Step 5: Final conclusion.

So, \[ \boxed{Quantity B is greater.} \] Quick Tip: When working with multiple relationships in a word problem, assign variables, translate each constraint into an equation, and solve systematically.

Step 1: Analyze the given.

We are not given the radius of the circle nor any dimensions or angles related to triangle QRS.

Step 2: Formula review.

- Half the circumference = \( \frac{1}{2} \cdot 2\pi r = \pi r \)
- Area of triangle = \( \frac{1}{2}ab\sin C \), or other forms—but no sides or angles are given

Step 3: Conclusion.

Since we lack numerical or geometric data, we cannot compare the two quantities. Quick Tip: If quantities depend on unknown values with no further constraints or relationships, the correct choice is usually: cannot be determined.

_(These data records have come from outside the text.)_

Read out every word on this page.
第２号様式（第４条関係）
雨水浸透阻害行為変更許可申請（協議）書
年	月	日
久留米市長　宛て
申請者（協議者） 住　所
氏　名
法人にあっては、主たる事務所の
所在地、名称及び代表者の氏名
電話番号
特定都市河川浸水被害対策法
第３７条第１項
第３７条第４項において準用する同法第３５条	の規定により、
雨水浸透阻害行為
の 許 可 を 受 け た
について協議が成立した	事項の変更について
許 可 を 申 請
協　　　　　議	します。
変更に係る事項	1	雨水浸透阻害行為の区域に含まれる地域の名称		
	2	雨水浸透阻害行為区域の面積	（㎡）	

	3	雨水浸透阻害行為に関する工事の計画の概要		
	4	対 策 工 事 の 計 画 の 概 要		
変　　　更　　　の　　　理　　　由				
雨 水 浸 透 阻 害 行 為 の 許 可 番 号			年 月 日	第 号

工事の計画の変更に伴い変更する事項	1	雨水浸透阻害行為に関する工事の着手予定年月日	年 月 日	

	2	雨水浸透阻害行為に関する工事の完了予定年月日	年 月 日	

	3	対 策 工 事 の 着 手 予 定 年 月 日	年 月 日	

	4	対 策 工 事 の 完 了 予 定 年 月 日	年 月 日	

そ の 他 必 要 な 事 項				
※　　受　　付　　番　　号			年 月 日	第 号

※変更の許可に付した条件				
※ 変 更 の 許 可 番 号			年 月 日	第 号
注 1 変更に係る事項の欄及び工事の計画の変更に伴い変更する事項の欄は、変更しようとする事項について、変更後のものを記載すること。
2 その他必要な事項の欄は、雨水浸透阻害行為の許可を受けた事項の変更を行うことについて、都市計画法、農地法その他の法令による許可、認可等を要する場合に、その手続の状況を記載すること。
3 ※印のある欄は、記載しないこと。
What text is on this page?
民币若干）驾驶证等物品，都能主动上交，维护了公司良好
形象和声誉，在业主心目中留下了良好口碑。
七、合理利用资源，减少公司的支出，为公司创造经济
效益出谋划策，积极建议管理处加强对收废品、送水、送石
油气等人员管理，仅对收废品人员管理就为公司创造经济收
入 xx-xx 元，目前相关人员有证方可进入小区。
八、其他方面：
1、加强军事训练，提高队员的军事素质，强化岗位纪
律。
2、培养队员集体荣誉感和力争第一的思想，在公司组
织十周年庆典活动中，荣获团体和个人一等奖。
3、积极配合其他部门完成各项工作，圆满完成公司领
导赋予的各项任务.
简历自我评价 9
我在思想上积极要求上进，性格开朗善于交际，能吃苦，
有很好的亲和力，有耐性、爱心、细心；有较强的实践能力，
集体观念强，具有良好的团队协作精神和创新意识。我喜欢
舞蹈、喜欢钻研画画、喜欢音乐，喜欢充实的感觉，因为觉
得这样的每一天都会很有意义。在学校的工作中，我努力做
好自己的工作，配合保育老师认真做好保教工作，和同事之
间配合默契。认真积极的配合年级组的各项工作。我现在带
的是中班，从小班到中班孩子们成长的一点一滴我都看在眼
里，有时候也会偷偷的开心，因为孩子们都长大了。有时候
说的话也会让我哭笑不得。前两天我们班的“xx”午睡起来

Step 1: Analyze the information.

We are told a graph shows GDP data, but the actual graph is missing or not provided.

Step 2: Attempting estimation.

We have no numerical values or bar heights. Thus, it’s impossible to determine the actual GDP values or compare them.

Step 3: Conclusion.

Since no data is visible or provided, we cannot determine the relationship. Quick Tip: For questions referencing graphs or tables, always ensure you have access to the actual data before making a comparison.